Cette dualité éternelle. L’ancien et le nouveau monde. Puis par inversement de valeurs, l’ancien monde deviendra le nouveau. La thématique est abordée par de nombreux ecrivains, comme Benard-Marie Koltès, dans combat de nègre et de chien. Michael Thalheimer nous adresse son point de vue esthétique, qui passe par une distanciation cathartique en choisissant de montrer le constant refoulement du sentiment de culpabilité des peuples colonialistes, oscillant à travers un paradoxe de jeu dissociant constamment le bien et le mal, le noir et le blanc. Pour Steven Cohen, le propos est différent mais pas si distant, la performance doit remonter aux origines de l’homme et y appliquer un mélange savant de recherche scénographique et d’utilisation de matériaux modernes. L’ancien et le nouveau, ensemble, pour corroborer l’image sur scène.
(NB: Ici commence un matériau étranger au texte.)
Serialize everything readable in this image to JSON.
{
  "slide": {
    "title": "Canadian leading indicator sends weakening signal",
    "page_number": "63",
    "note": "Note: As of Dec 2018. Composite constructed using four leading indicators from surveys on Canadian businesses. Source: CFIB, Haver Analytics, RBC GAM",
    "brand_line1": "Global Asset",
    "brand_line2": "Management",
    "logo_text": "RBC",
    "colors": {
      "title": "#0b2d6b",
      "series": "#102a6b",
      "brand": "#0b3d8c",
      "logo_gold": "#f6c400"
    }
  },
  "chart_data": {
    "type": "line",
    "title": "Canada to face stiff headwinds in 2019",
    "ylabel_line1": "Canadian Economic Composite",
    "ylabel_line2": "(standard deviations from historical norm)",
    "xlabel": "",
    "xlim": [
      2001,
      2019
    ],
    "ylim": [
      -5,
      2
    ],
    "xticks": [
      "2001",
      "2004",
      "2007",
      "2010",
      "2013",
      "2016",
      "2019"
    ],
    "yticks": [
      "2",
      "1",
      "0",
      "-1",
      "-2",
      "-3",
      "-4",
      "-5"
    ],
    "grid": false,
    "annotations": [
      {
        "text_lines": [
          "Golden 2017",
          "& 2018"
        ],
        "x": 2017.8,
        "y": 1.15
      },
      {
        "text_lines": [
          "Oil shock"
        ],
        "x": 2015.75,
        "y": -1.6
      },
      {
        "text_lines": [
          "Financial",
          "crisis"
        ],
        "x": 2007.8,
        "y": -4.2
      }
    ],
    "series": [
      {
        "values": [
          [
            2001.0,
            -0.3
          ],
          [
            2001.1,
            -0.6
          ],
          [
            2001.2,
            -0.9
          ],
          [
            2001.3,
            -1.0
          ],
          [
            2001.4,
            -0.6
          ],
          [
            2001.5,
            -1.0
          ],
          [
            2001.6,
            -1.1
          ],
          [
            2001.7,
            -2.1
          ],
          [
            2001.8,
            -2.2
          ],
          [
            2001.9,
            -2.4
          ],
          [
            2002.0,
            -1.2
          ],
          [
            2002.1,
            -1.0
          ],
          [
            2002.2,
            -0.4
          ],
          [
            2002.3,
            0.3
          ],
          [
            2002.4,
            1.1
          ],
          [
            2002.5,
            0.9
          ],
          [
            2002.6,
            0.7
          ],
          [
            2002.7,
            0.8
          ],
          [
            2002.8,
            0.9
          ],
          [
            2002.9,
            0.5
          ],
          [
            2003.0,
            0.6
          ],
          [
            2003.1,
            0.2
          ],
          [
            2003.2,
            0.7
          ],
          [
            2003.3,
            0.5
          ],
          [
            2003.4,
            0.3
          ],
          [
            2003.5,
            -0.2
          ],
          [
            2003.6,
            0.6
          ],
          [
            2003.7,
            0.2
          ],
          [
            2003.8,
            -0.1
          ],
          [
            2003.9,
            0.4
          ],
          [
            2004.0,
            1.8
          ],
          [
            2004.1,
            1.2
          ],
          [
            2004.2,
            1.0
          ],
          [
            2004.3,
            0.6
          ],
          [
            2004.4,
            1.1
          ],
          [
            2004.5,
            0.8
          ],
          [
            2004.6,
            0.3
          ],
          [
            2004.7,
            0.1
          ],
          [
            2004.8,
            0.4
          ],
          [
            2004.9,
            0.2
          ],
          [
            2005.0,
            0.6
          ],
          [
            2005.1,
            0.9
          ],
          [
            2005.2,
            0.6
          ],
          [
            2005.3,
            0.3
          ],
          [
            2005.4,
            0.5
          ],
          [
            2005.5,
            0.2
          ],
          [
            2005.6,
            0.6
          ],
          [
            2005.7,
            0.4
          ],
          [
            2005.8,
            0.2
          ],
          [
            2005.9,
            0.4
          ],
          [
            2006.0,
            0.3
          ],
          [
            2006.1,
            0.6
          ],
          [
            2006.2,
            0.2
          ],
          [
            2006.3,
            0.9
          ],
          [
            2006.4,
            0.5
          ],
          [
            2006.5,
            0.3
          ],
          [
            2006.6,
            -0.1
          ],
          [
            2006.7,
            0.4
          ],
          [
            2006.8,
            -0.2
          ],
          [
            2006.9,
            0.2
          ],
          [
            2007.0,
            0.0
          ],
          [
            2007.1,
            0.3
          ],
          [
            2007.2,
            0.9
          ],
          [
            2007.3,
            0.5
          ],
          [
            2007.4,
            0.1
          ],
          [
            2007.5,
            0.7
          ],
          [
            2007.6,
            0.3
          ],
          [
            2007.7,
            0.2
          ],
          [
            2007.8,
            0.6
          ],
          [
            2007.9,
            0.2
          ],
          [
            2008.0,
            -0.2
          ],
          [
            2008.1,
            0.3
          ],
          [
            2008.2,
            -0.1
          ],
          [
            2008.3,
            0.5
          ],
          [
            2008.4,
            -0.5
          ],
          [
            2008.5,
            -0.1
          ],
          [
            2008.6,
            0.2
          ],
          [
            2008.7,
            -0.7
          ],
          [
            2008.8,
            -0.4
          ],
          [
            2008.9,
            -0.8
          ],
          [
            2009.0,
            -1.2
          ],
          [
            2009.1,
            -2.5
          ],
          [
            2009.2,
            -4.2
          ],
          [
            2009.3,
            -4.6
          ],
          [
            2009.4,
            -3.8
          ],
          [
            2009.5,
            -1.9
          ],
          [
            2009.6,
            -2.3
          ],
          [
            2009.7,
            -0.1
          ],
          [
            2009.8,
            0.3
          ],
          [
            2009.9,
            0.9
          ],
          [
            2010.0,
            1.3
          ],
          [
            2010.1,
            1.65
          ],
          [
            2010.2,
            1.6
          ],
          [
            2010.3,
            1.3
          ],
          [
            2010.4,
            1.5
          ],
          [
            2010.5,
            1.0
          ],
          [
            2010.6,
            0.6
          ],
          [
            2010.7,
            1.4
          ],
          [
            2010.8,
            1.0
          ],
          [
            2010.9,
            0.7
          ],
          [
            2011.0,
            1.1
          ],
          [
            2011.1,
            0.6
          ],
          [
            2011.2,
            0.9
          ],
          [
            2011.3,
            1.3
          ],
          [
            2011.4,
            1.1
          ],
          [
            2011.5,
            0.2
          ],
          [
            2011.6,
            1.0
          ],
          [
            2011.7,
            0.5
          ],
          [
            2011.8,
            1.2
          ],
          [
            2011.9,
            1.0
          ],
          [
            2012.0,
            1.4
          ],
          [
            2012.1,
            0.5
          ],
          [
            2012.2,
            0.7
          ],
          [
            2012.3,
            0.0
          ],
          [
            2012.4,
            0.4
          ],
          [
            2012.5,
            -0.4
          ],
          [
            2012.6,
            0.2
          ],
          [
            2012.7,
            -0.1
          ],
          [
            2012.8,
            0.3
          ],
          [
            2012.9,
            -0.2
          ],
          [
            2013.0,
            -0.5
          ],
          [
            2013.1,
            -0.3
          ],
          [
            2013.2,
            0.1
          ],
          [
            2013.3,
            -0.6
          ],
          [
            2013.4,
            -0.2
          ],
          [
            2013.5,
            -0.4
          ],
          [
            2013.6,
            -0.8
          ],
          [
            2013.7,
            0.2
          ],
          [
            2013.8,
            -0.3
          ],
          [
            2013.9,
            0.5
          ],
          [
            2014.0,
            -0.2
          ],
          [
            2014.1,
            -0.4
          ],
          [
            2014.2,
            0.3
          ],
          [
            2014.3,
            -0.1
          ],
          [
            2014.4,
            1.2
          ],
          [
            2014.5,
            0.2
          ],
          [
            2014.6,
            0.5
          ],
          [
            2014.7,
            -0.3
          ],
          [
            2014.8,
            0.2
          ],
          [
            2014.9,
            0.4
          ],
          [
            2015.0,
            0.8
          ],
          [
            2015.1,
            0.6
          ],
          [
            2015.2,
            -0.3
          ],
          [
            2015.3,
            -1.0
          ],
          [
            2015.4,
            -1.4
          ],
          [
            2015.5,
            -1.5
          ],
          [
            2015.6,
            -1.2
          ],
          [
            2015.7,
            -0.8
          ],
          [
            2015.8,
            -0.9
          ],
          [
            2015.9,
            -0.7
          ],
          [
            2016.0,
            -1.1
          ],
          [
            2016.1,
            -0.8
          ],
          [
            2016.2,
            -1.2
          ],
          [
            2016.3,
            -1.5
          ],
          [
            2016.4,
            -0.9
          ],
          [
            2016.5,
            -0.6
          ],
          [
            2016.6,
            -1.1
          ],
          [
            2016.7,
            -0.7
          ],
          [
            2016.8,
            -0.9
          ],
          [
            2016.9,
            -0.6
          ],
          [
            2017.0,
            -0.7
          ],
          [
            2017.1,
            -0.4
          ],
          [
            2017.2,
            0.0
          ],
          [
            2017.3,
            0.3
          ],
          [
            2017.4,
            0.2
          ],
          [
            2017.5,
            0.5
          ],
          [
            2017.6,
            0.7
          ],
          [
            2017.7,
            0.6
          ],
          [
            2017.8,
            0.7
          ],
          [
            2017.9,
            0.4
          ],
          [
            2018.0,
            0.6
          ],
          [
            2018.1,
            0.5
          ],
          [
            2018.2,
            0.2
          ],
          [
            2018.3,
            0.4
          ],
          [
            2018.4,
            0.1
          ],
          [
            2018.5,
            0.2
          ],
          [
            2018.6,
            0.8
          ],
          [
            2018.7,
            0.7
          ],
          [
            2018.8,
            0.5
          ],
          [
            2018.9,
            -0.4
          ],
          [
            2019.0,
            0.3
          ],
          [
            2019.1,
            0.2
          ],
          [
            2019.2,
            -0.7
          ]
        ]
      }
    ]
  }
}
Il fait monter sur scène, comme une reine d’un autre âge, Nomsa, sa nounou noire de 90 ans. Mère d’Afrique, sa fragilité est touchante. Steven Cohen montre étape par étape l’enchainement de ses tableaux, maladroitement amenés parfois, pour transporter le public dans un monde parallèle introspectif et symbolique. Par la lumière, le blanc, le noir, et toute la symbolique animale et végétale. 

 

 

 

            Proche d’une esthétique du jeu de Jean Genet, Steven Cohen  mêle les identités, les races, utilisant le travestissement afin de masquer le blanc sous une caricature noire et  inversement, le noir sous une jupe blanche lumineuse. La vie dans la compréhension de l’alter égo dans sa nudité, quel que soit sa couleur de peau. Le jeu de Jean Genet est aussi dérangeant ; il fait face à la société en la considérant comme un grand corps nu que l’on déguise comme le menteur déguise la vérité avec des mensonges. La métamorphose kafkaïenne du blanc impur, homosexuel, juif. L’arrivée subite du fantôme noir, vieux, fatigué et ne signifiant plus grand-chose dans un monde capitaliste aveugle et déraciné.